Artikel 5 Vaststellen maandinkomen

  • 1. Bij de vaststelling van het maandinkomen worden voor:

    • a.

      inkomsten op basis van een vast aantal gewerkte uren en loon uitgegaan van de betalingsperiode voorafgaande aan het tijdstip waarop de in artikel 6 van deze beleidsregel aangegeven periode van een jaar aanvangt;

    • b.

      wisselende inkomsten wordt de som van deze inkomsten over de drie maanden voorafgaande aan de in artikel 6 genoemde periode aanvangt, gedeeld door drie.

  • 2. Bij de toepassing van het eerste lid, kan al rekening worden gehouden met een wijziging van omstandigheden die binnen de in artikel 6 aangegeven periode zal optreden.

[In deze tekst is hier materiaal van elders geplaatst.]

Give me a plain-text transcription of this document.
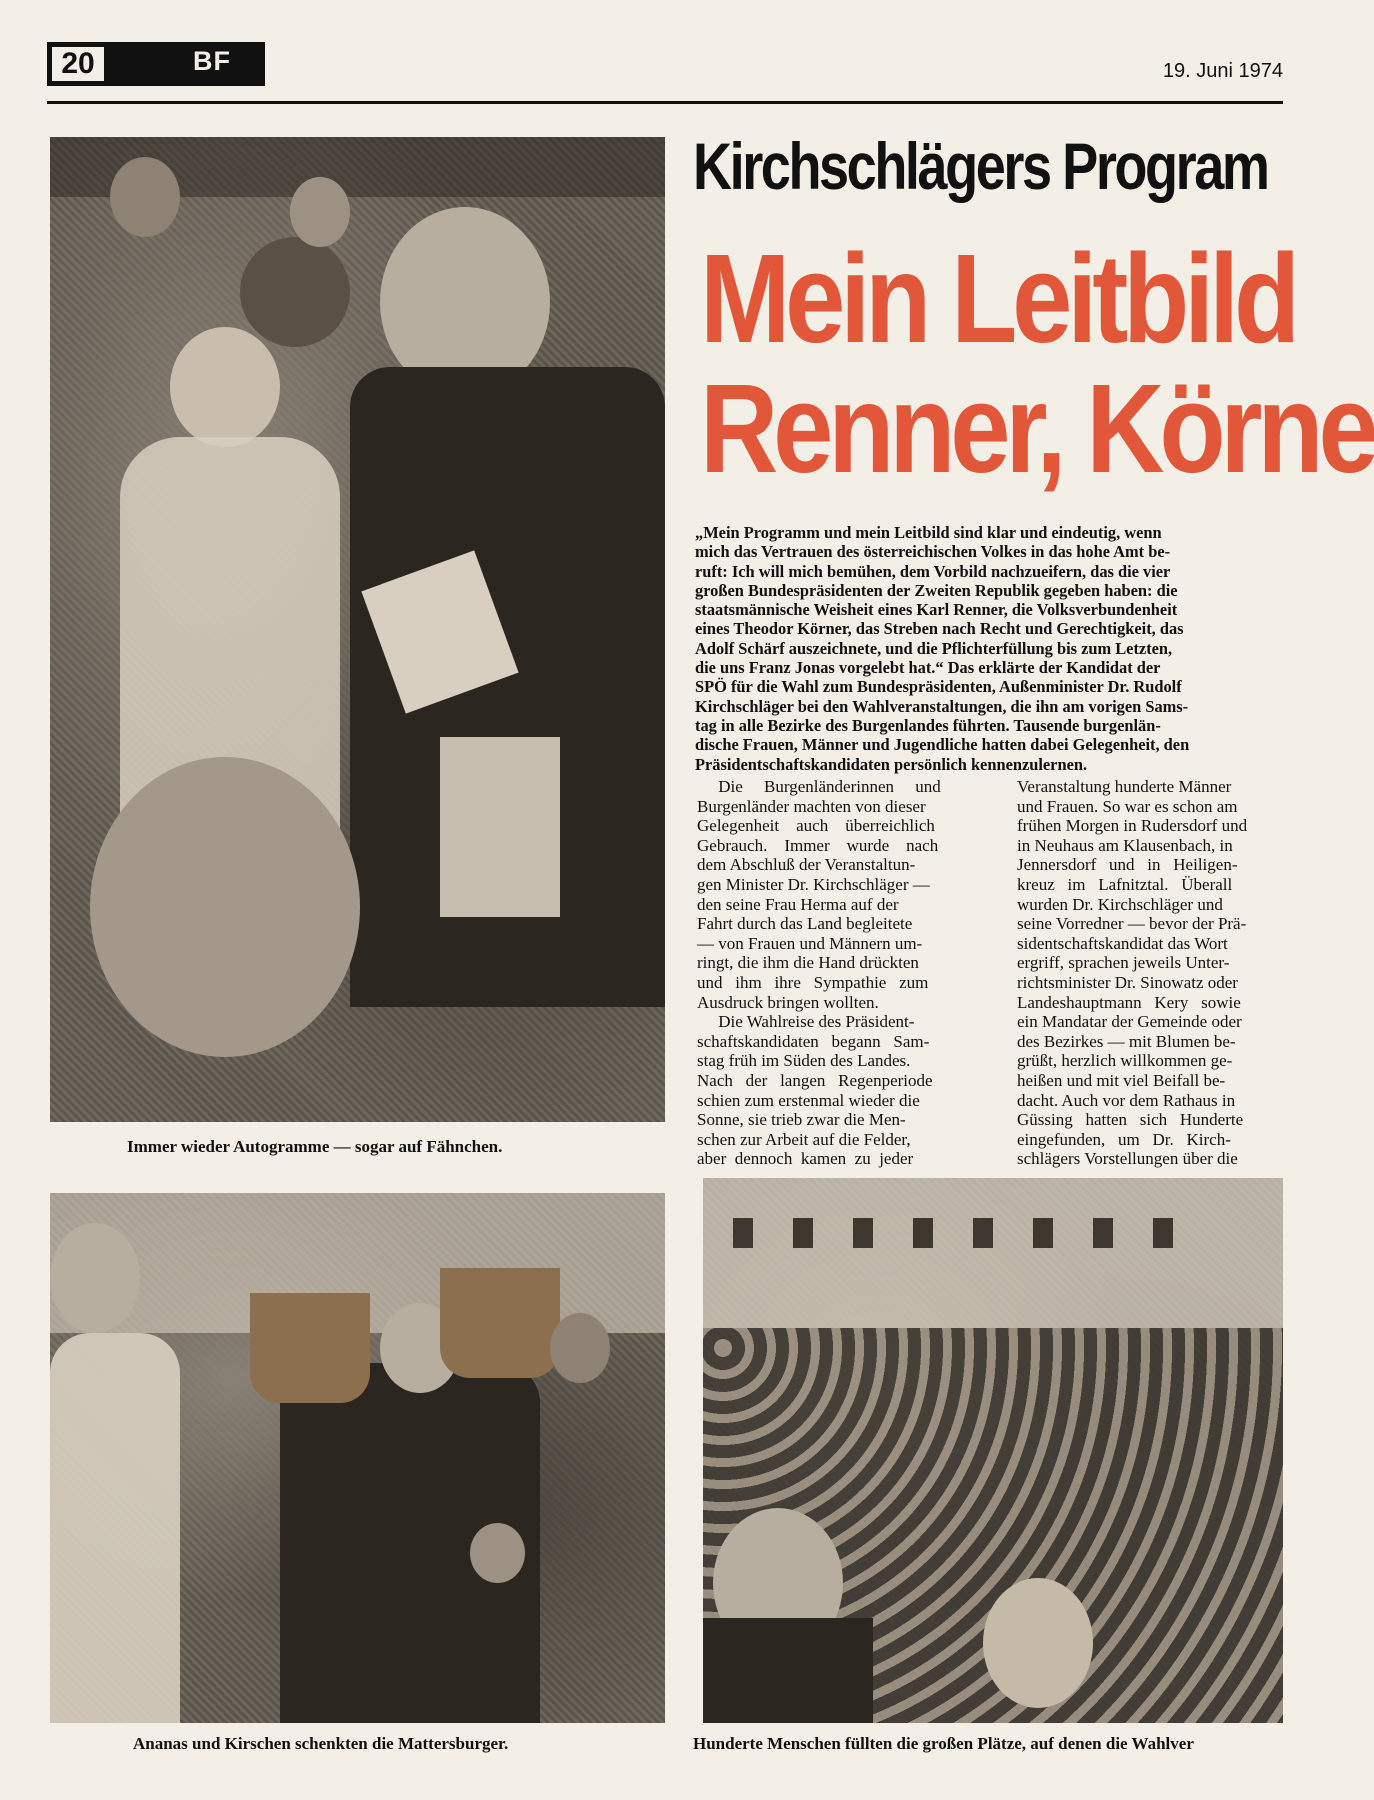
20	BF	19. Juni 1974
Immer wieder Autogramme — sogar auf Fähnchen.
Kirchschlägers Program
Mein Leitbild
Renner, Körne

„Mein Programm und mein Leitbild sind klar und eindeutig, wenn

mich das Vertrauen des österreichischen Volkes in das hohe Amt be-

ruft: Ich will mich bemühen, dem Vorbild nachzueifern, das die vier

großen Bundespräsidenten der Zweiten Republik gegeben haben: die

staatsmännische Weisheit eines Karl Renner, die Volksverbundenheit

eines Theodor Körner, das Streben nach Recht und Gerechtigkeit, das

Adolf Schärf auszeichnete, und die Pflichterfüllung bis zum Letzten,

die uns Franz Jonas vorgelebt hat.“ Das erklärte der Kandidat der

SPÖ für die Wahl zum Bundespräsidenten, Außenminister Dr. Rudolf

Kirchschläger bei den Wahlveranstaltungen, die ihn am vorigen Sams-

tag in alle Bezirke des Burgenlandes führten. Tausende burgenlän-

dische Frauen, Männer und Jugendliche hatten dabei Gelegenheit, den

Präsidentschaftskandidaten persönlich kennenzulernen.

Die     Burgenländerinnen     und

Burgenländer machten von dieser

Gelegenheit    auch    überreichlich

Gebrauch.    Immer    wurde    nach

dem Abschluß der Veranstaltun-

gen Minister Dr. Kirchschläger —

den seine Frau Herma auf der

Fahrt durch das Land begleitete

— von Frauen und Männern um-

ringt, die ihm die Hand drückten

und   ihm   ihre   Sympathie   zum

Ausdruck bringen wollten.

Die Wahlreise des Präsident-

schaftskandidaten   begann   Sam-

stag früh im Süden des Landes.

Nach   der   langen   Regenperiode

schien zum erstenmal wieder die

Sonne, sie trieb zwar die Men-

schen zur Arbeit auf die Felder,

aber  dennoch  kamen  zu  jeder

Veranstaltung hunderte Männer

und Frauen. So war es schon am

frühen Morgen in Rudersdorf und

in Neuhaus am Klausenbach, in

Jennersdorf   und   in   Heiligen-

kreuz   im   Lafnitztal.   Überall

wurden Dr. Kirchschläger und

seine Vorredner — bevor der Prä-

sidentschaftskandidat das Wort

ergriff, sprachen jeweils Unter-

richtsminister Dr. Sinowatz oder

Landeshauptmann   Kery   sowie

ein Mandatar der Gemeinde oder

des Bezirkes — mit Blumen be-

grüßt, herzlich willkommen ge-

heißen und mit viel Beifall be-

dacht. Auch vor dem Rathaus in

Güssing   hatten   sich   Hunderte

eingefunden,   um   Dr.   Kirch-

schlägers Vorstellungen über die

Ananas und Kirschen schenkten die Mattersburger.	Hunderte Menschen füllten die großen Plätze, auf denen die Wahlver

  • 3. Bij de inkomensberekening wordt 5% van de norm, zoals bedoeld in artikel 21 sub b Participatiewet, in mindering gebracht voor:

    • a.

      kosten (eigen bijdrage) voor kinderopvang;

    • b.

      reiskosten voor noodzakelijke scholing, die voor eigen rekening komen.

Artikel 6 Periode verlening bijstand

Periodieke bijzondere bijstand wordt toegekend voor een periode van maximaal 12 maanden, vanaf:

  • a.

    de eerste dag van de maand waarin de aanvraag voor bijzondere bijstand wordt ingediend; óf

  • b.

    waarop de bijstandsverlening betrekking heeft.

Artikel 7 De hoogte van de bijstand

  • 1. De hoogte van de bijzondere bijstand wordt vastgesteld op basis van de meest actuele NIBUD-prijzengids en voor zover de gevraagde kosten niet vermeld staan op deze lijst wordt de hoogte vastgesteld op individuele basis.

  • 2. In voorkomende gevallen wordt een mogelijke besparing van kosten die algemeen gebruikelijk zijn op de bijzondere bijstand in mindering gebracht.

  • 3. Bij de vaststelling van de hoogte van de bijstand wordt uitgegaan van:

    • a.

      de goedkoopst mogelijke adequate voorziening én;

    • b.

      tot een maximum bedrag van 5% van de van toepassing zijnde norm maal 60 maanden (leenbijstand).

Artikel 8 Medische of sociaal noodzakelijke kosten

  • 1. Medische kosten kunnen als bijzondere kosten worden aangemerkt als deze kosten hoger zijn dan de hiervoor gehanteerde vergoedingen op basis van de Algemene Wet Bijzondere Ziektekosten (AWBZ), Wet Langdurige Zorg (WLZ), Zorgverzekeringsgswet (Zvw), Wet maatschappelijke ondersteuning (Wmo2015) en aanvullend verzekeringspakket 'Compleet' VGZ Gemeentepakket.

  • 2. Op medische indicatie kunnen als bijzondere kosten worden aangemerkt en vergoed de kosten van extra bewassing, kledingslijtage, extra stookkosten, dieetkosten, alarmering, maaltijdvoorziening en andere specifieke kosten ten gevolge van gebreken of ziekte van belanghebbende.

Artikel 9 Premie aanvullende ziektekostenverzekering

  • 1. Voor de kosten van de aanvullende ziektekostenverzekering ‘VGZ GemeentePakket’ verstrekt het college bijzondere bijstand.

  • 2. De onder eerste lid genoemde bijdrage bedraagt per maand per verzekerde:

    • a.

      het volledige bedrag van de aanvullende verzekering met een maximum van € 25,00 voor het pakket Compact;

    • b.

      € 30,00 voor het pakket Compleet (exclusief meeverzekeren verplicht eigen risico);

    • c.

      € 45,00 voor het pakket Compleet + ER (inclusief meeverzekeren verplicht eigen risico).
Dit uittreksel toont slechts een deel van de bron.